Branding issues are myriad for mergers & acquisitions.
First there is the question of why the merger or acquisition
is even being considered. What is the purpose of the merger or acquisition? Is
it to extend the company’s geographic range? Is it to extend the company’s
appeal across new market segments? Is it to move the company’s offering upscale
or downscale? Is it to fill in a product or service gap? Is it to fill in a
technology gap? Is it to acquire a proprietary product feature or technology? Is
it to round out the company’s brand portfolio? Is it to gain greater economies
of scale? Is it to leverage potential synergies? Are you trying to pick up a
distressed brand in a “fire sale”? If so, are you hoping to turn that brand
around with smart management? Do you have a deep understanding of what that
brand’s problems are? Or is the acquisition a non-strategic investment to make
use of excess cash flow?
Once the reason for the merger or acquisition is clear, then
it is time to think about what the terms of the deal will be. There are at
least a few brand-related questions at this stage. What is each brand’s value?
How much should you pay for the acquired brand? What intangible benefits does
the acquired brand bring to you? What is the brand’s awareness level among key
customer segments? What are the brand’s associations? Are the associations
mostly positive, mostly negative or something in between? Does this brand
complement your existing brand in some way or is it redundant? Or, worse yet,
is it associated with things that you do not want your brand associated with?
There are also the questions regarding merged cultures and
how that is likely to play out. Which elements of each culture should remain
and which ones should be changed? These decisions will affect how the remaining
brands will be perceived in the marketplace.
The next thing to decide is which brands stay and which
brands go. Was the original intention to move to one brand or to build a brand
portfolio? Combining brands may or may not make sense given the relative
awareness and associations of each brand. You must also consider how these play
out with different target customers and audiences. Combining brands is likely
to save money in the long run but is also likely to cost money in the nearer
term because the brand’s identity on signage, business cards, vehicles,
employee uniforms and other media must change along with any brand change.

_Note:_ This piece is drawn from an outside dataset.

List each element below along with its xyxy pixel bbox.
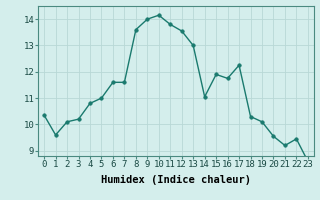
X-axis label: Humidex (Indice chaleur): Humidex (Indice chaleur): [101, 175, 251, 185]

Keeping one, the other or both brands are not the only three
options. You might decide it is best to create an entirely new brand for the
newly combined organization. Or you might decide on a sub-brand or endorsed
brand structure, in which you use two or (hopefully not) more brands together.

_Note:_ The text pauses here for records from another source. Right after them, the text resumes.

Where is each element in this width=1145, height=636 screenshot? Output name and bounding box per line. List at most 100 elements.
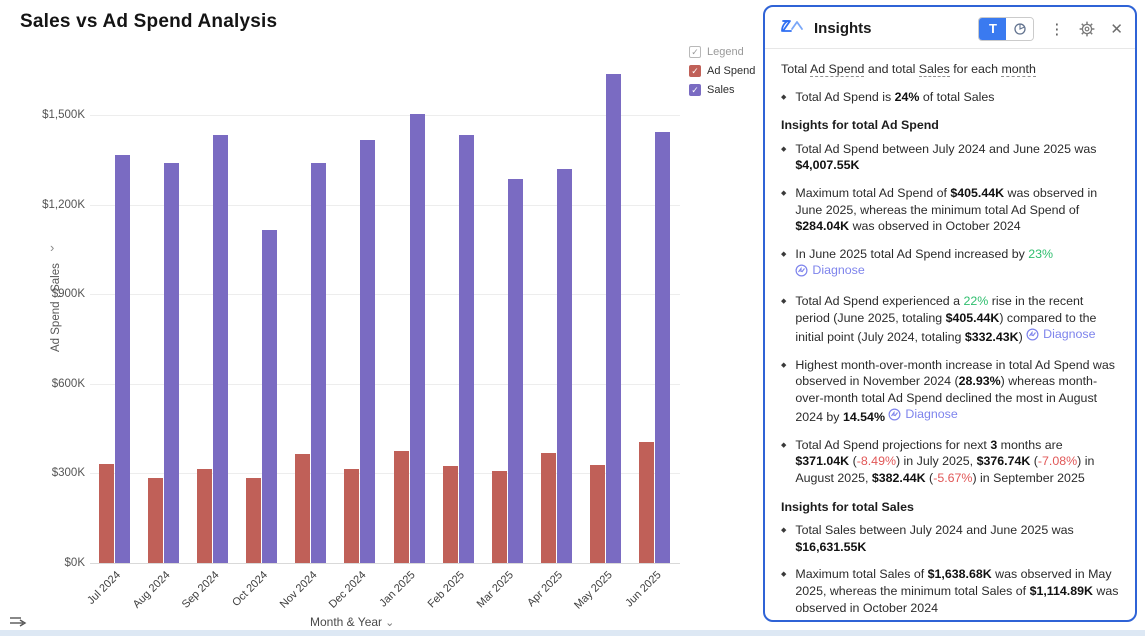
y-tick-label: $300K bbox=[51, 467, 85, 480]
bar-sales-jul-2024[interactable] bbox=[114, 155, 130, 563]
insight-text: Maximum total Ad Spend of $405.44K was o… bbox=[795, 186, 1098, 234]
diagnose-icon bbox=[1026, 328, 1039, 341]
bar-ad-spend-dec-2024[interactable] bbox=[344, 469, 360, 563]
bar-ad-spend-mar-2025[interactable] bbox=[491, 470, 507, 563]
bar-sales-may-2025[interactable] bbox=[606, 73, 622, 563]
diagnose-icon bbox=[795, 264, 808, 277]
bar-ad-spend-oct-2024[interactable] bbox=[246, 478, 262, 563]
insights-intro: Total Ad Spend and total Sales for each … bbox=[781, 62, 1036, 77]
bar-ad-spend-jun-2025[interactable] bbox=[639, 441, 655, 563]
bar-ad-spend-may-2025[interactable] bbox=[590, 464, 606, 563]
gear-icon[interactable] bbox=[1079, 21, 1095, 37]
diagnose-link[interactable]: Diagnose bbox=[888, 406, 958, 423]
x-tick-label: Jun 2025 bbox=[623, 569, 664, 610]
x-axis-title-label: Month & Year bbox=[310, 615, 383, 629]
ad-spend-checkbox[interactable]: ✓ bbox=[689, 65, 701, 77]
bar-sales-aug-2024[interactable] bbox=[163, 162, 179, 563]
x-tick-label: Apr 2025 bbox=[525, 569, 566, 610]
bullet-diamond-icon: ◆ bbox=[781, 441, 787, 449]
chevron-down-icon: ⌄ bbox=[385, 617, 395, 629]
bar-ad-spend-jul-2024[interactable] bbox=[98, 463, 114, 563]
bar-sales-dec-2024[interactable] bbox=[360, 140, 376, 563]
bar-sales-oct-2024[interactable] bbox=[262, 230, 278, 563]
insight-text: Maximum total Sales of $1,638.68K was ob… bbox=[795, 567, 1119, 615]
insight-text: Total Ad Spend is 24% of total Sales bbox=[795, 89, 995, 104]
insight-text: Total Sales between July 2024 and June 2… bbox=[795, 523, 1074, 554]
legend-item-ad-spend[interactable]: ✓ Ad Spend bbox=[689, 65, 755, 77]
y-axis-title[interactable]: Ad Spend , Sales bbox=[50, 263, 62, 352]
plot-area bbox=[90, 70, 680, 564]
bar-ad-spend-aug-2024[interactable] bbox=[147, 478, 163, 563]
pie-chart-icon bbox=[1014, 22, 1026, 35]
insight-text: Highest month-over-month increase in tot… bbox=[795, 357, 1115, 425]
insights-section-header: Insights for total Sales bbox=[781, 499, 914, 514]
legend-item-sales[interactable]: ✓ Sales bbox=[689, 84, 755, 96]
expand-sidebar-icon[interactable] bbox=[8, 614, 30, 630]
sales-checkbox[interactable]: ✓ bbox=[689, 84, 701, 96]
y-tick-label: $1,500K bbox=[42, 109, 85, 121]
bar-ad-spend-nov-2024[interactable] bbox=[295, 453, 311, 563]
insight-text: In June 2025 total Ad Spend increased by… bbox=[795, 246, 1054, 279]
bar-sales-feb-2025[interactable] bbox=[458, 135, 474, 563]
chart-view-button[interactable] bbox=[1006, 17, 1034, 40]
legend-item-label: Ad Spend bbox=[707, 65, 756, 77]
legend-checkbox[interactable]: ✓ bbox=[689, 46, 701, 58]
insights-section-header: Insights for total Ad Spend bbox=[781, 118, 939, 133]
insight-bullet: ◆ Maximum total Ad Spend of $405.44K was … bbox=[781, 185, 1119, 235]
x-tick-label: Sep 2024 bbox=[179, 569, 222, 611]
y-tick-label: $1,200K bbox=[42, 198, 85, 211]
bar-ad-spend-feb-2025[interactable] bbox=[442, 465, 458, 563]
legend-item-label: Sales bbox=[707, 84, 735, 96]
bullet-diamond-icon: ◆ bbox=[781, 93, 787, 101]
bar-ad-spend-sep-2024[interactable] bbox=[196, 469, 212, 563]
legend-toggle[interactable]: ✓ Legend bbox=[689, 46, 755, 58]
more-options-icon[interactable]: ⋮ bbox=[1049, 20, 1065, 38]
x-tick-label: Oct 2024 bbox=[230, 569, 271, 610]
x-tick-label: Mar 2025 bbox=[475, 569, 517, 611]
bottom-strip bbox=[0, 630, 1145, 636]
bar-sales-jan-2025[interactable] bbox=[409, 113, 425, 563]
bar-ad-spend-jan-2025[interactable] bbox=[393, 451, 409, 563]
panel-divider bbox=[765, 48, 1135, 49]
bar-sales-nov-2024[interactable] bbox=[311, 162, 327, 563]
y-axis-chevron-icon[interactable]: › bbox=[50, 240, 55, 255]
gridline bbox=[90, 115, 680, 116]
text-view-button[interactable]: T bbox=[979, 17, 1007, 40]
insight-bullet: ◆ Maximum total Sales of $1,638.68K was o… bbox=[781, 566, 1119, 616]
bullet-diamond-icon: ◆ bbox=[781, 571, 787, 579]
bar-sales-mar-2025[interactable] bbox=[507, 179, 523, 563]
insight-text: Total Ad Spend projections for next 3 mo… bbox=[795, 437, 1095, 485]
insight-bullet: ◆ In June 2025 total Ad Spend increased b… bbox=[781, 246, 1119, 282]
close-icon[interactable]: ✕ bbox=[1110, 20, 1123, 38]
gridline bbox=[90, 294, 680, 296]
bar-sales-jun-2025[interactable] bbox=[655, 131, 671, 563]
diagnose-link[interactable]: Diagnose bbox=[1026, 326, 1096, 343]
legend: ✓ Legend ✓ Ad Spend ✓ Sales bbox=[689, 46, 755, 96]
diagnose-link[interactable]: Diagnose bbox=[795, 262, 865, 279]
y-tick-label: $0K bbox=[64, 557, 85, 569]
insight-bullet: ◆ Total Ad Spend is 24% of total Sales bbox=[781, 89, 1119, 106]
insights-panel-header: Insights T ⋮ bbox=[765, 7, 1135, 48]
insight-bullet: ◆ Total Sales between July 2024 and June … bbox=[781, 522, 1119, 555]
insight-bullet: ◆ Highest month-over-month increase in to… bbox=[781, 357, 1119, 426]
gridline bbox=[90, 383, 680, 385]
bar-sales-sep-2024[interactable] bbox=[212, 135, 228, 563]
y-tick-label: $600K bbox=[51, 377, 85, 390]
x-axis-title[interactable]: Month & Year ⌄ bbox=[310, 615, 394, 629]
zia-logo-icon bbox=[779, 16, 805, 41]
x-tick-label: Feb 2025 bbox=[425, 569, 468, 611]
bar-ad-spend-apr-2025[interactable] bbox=[541, 453, 557, 563]
gridline bbox=[90, 473, 680, 475]
bullet-diamond-icon: ◆ bbox=[781, 527, 787, 535]
diagnose-icon bbox=[888, 408, 901, 421]
gridline bbox=[90, 204, 680, 206]
bullet-diamond-icon: ◆ bbox=[781, 190, 787, 198]
insight-bullet: ◆ Total Ad Spend projections for next 3 m… bbox=[781, 437, 1119, 487]
bar-sales-apr-2025[interactable] bbox=[557, 168, 573, 563]
insights-panel: Insights T ⋮ bbox=[763, 5, 1137, 622]
bullet-diamond-icon: ◆ bbox=[781, 145, 787, 153]
x-tick-label: May 2025 bbox=[572, 569, 615, 612]
x-tick-label: Nov 2024 bbox=[277, 569, 320, 611]
x-tick-label: Dec 2024 bbox=[327, 569, 369, 611]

Once you have decided on the brand portfolio and
architecture, then you must decide how you will transition from your current
brand structure to the post merger or acquisition structure. It can be a one- or two-step process and the
steps might be triggered by external benchmarks such as degree of brand equity
transfer. Finally, you must decide if everything will change at once for each
transition step or if it will happen gradually based on budget constraints,
depletion of inventories and natural obsolescence.

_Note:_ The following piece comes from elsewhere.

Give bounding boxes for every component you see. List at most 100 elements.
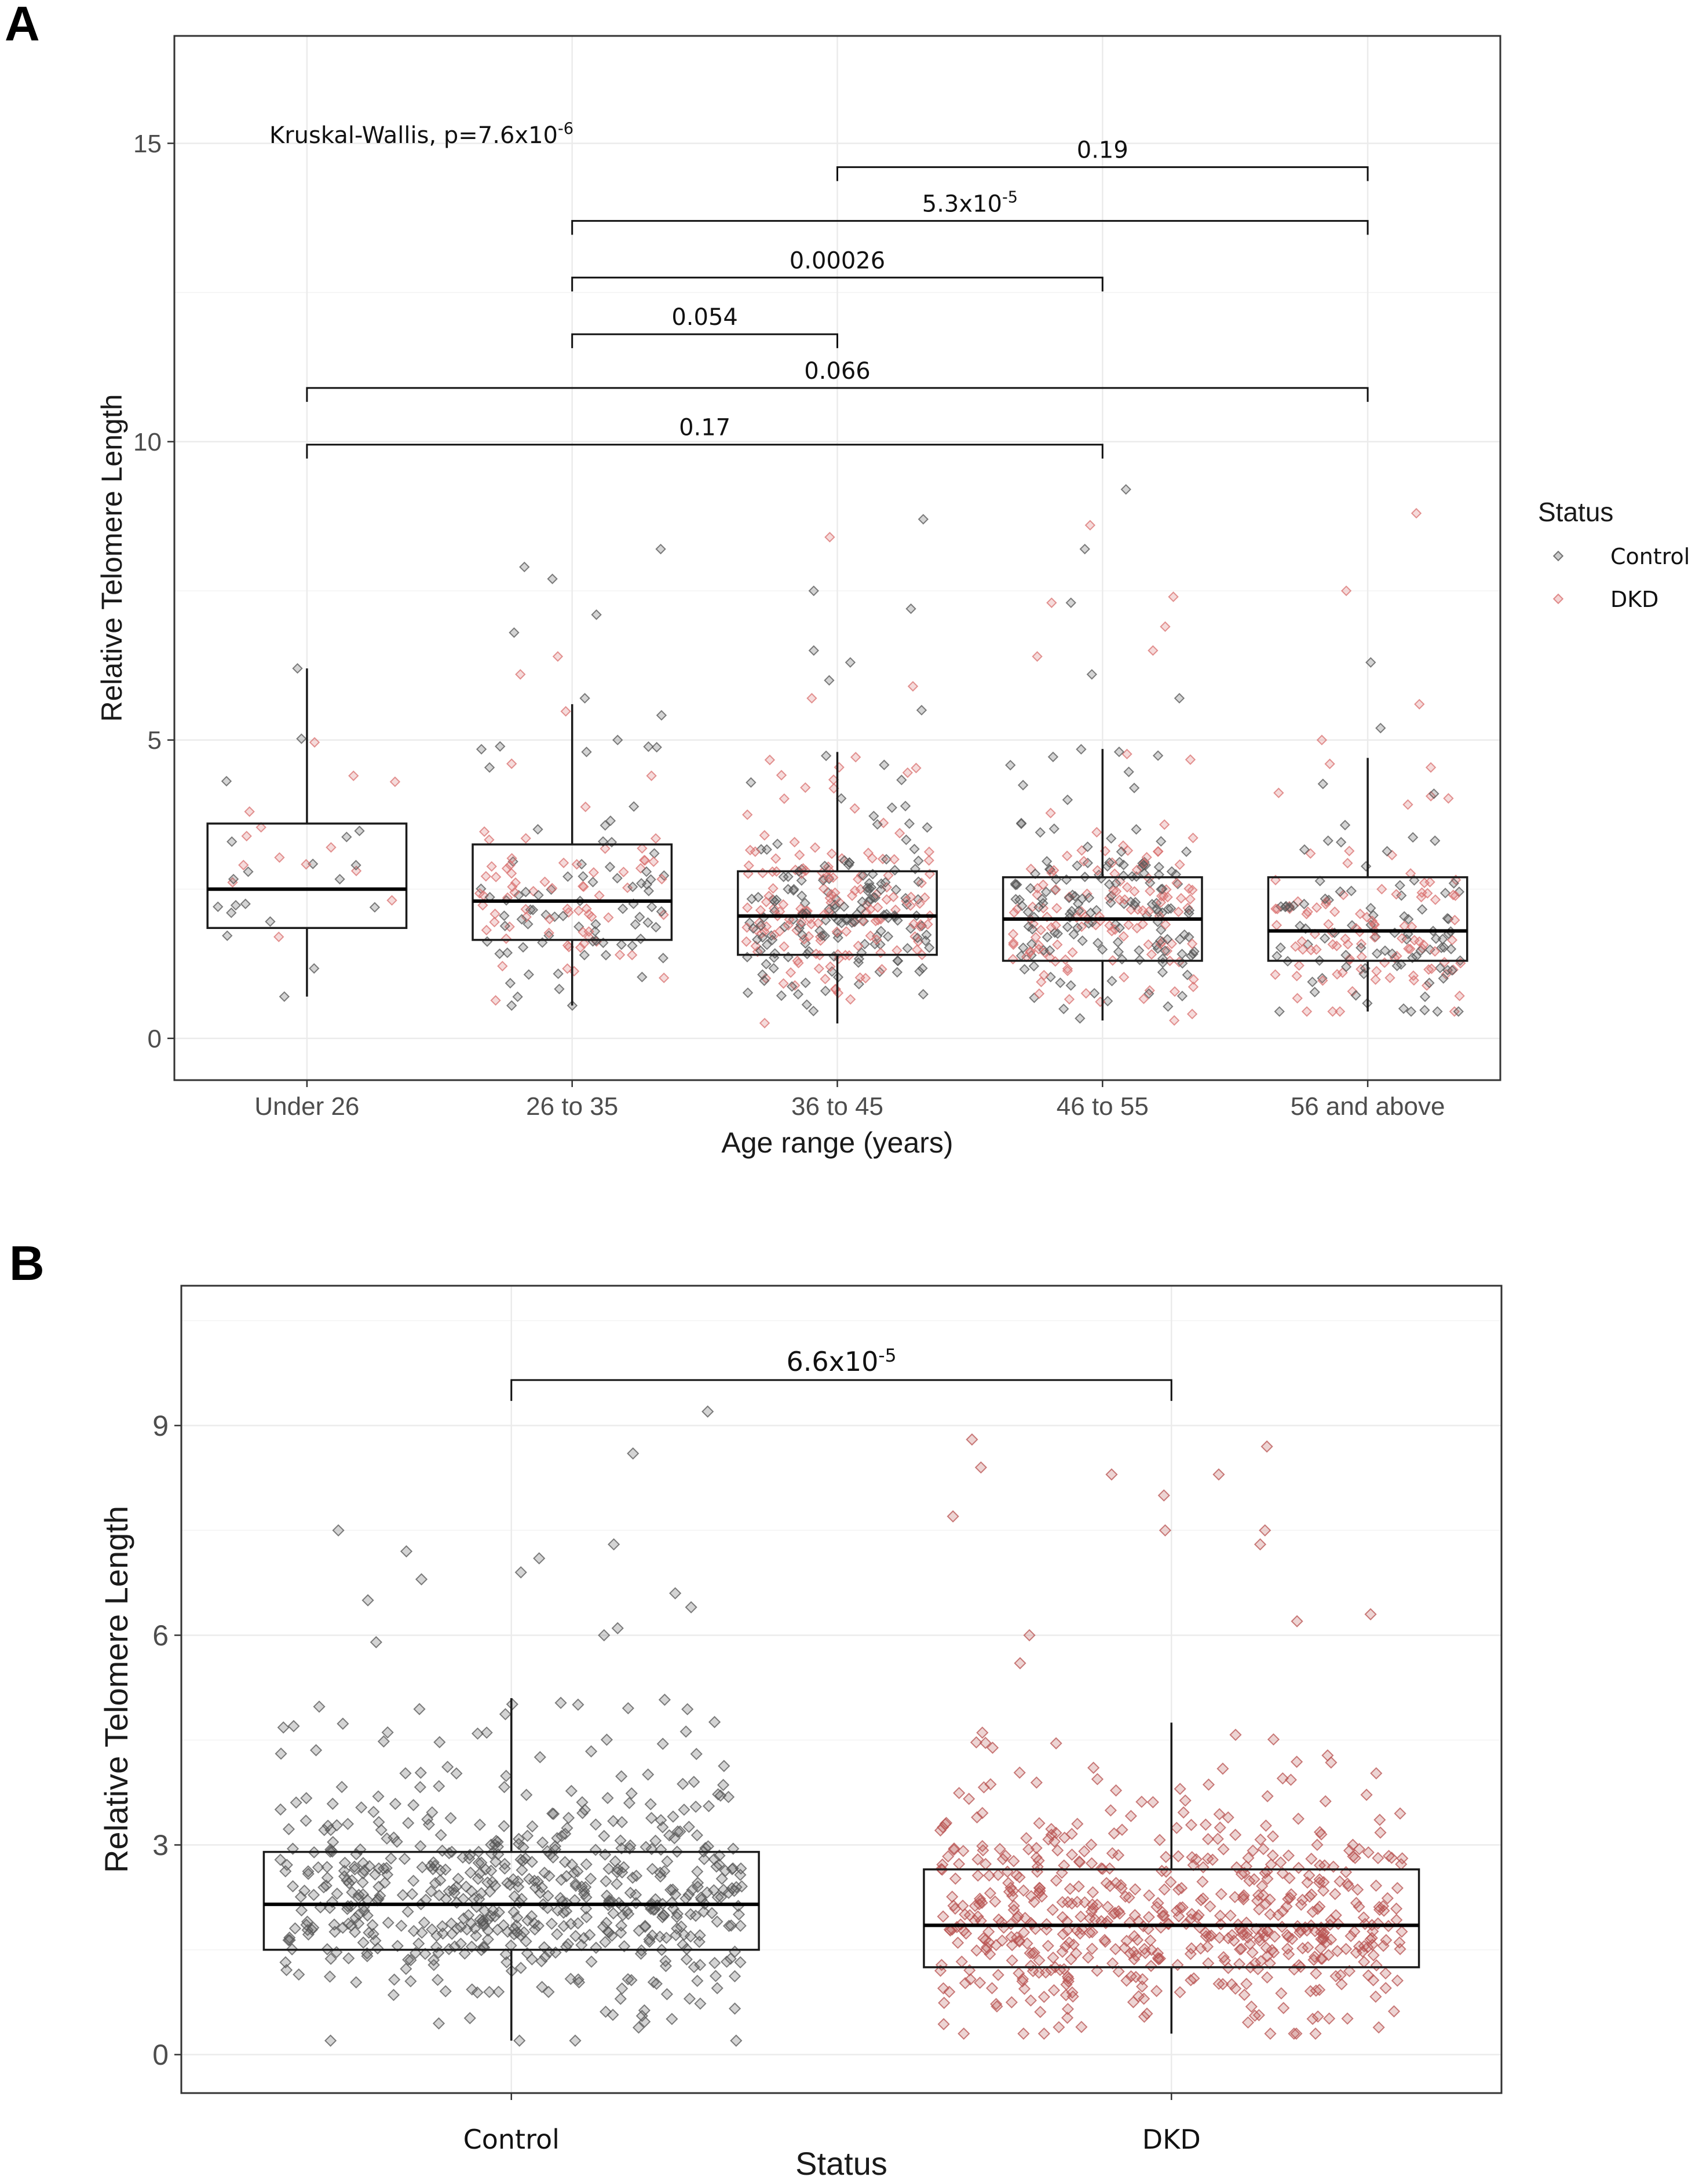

Ideally, the publicity generated by the merger or
acquisition and any brand change creates the perfect opportunity to announce
any new mission, vision or strategies to the world (or at least your target
audiences). You should have carefully thought this through and scripted the
messaging in time for the marketplace announcement.
Another thing we have noticed is that companies that
participate in mergers & acquisitions usually don’t stop at one. More
M&A activity is typically in process or on the way. This must be taken into
consideration too. The approach one takes to address today’s merger or
acquisition must be flexible enough to accommodate future mergers & acquisitions.
Sometimes you need to slow the process
down or speed it up to address a string of mergers or acquisitions.
And I haven’t even touched on the brand identity
considerations themselves, including naming, icons, color palettes, typography
and visual styles. These are all tactics after the strategies have been
determined.
The entire process should be based on the organization’s
strategic intent informed by market research.
I hope this has helped you think through some of the
branding implications of mergers & acquisitions.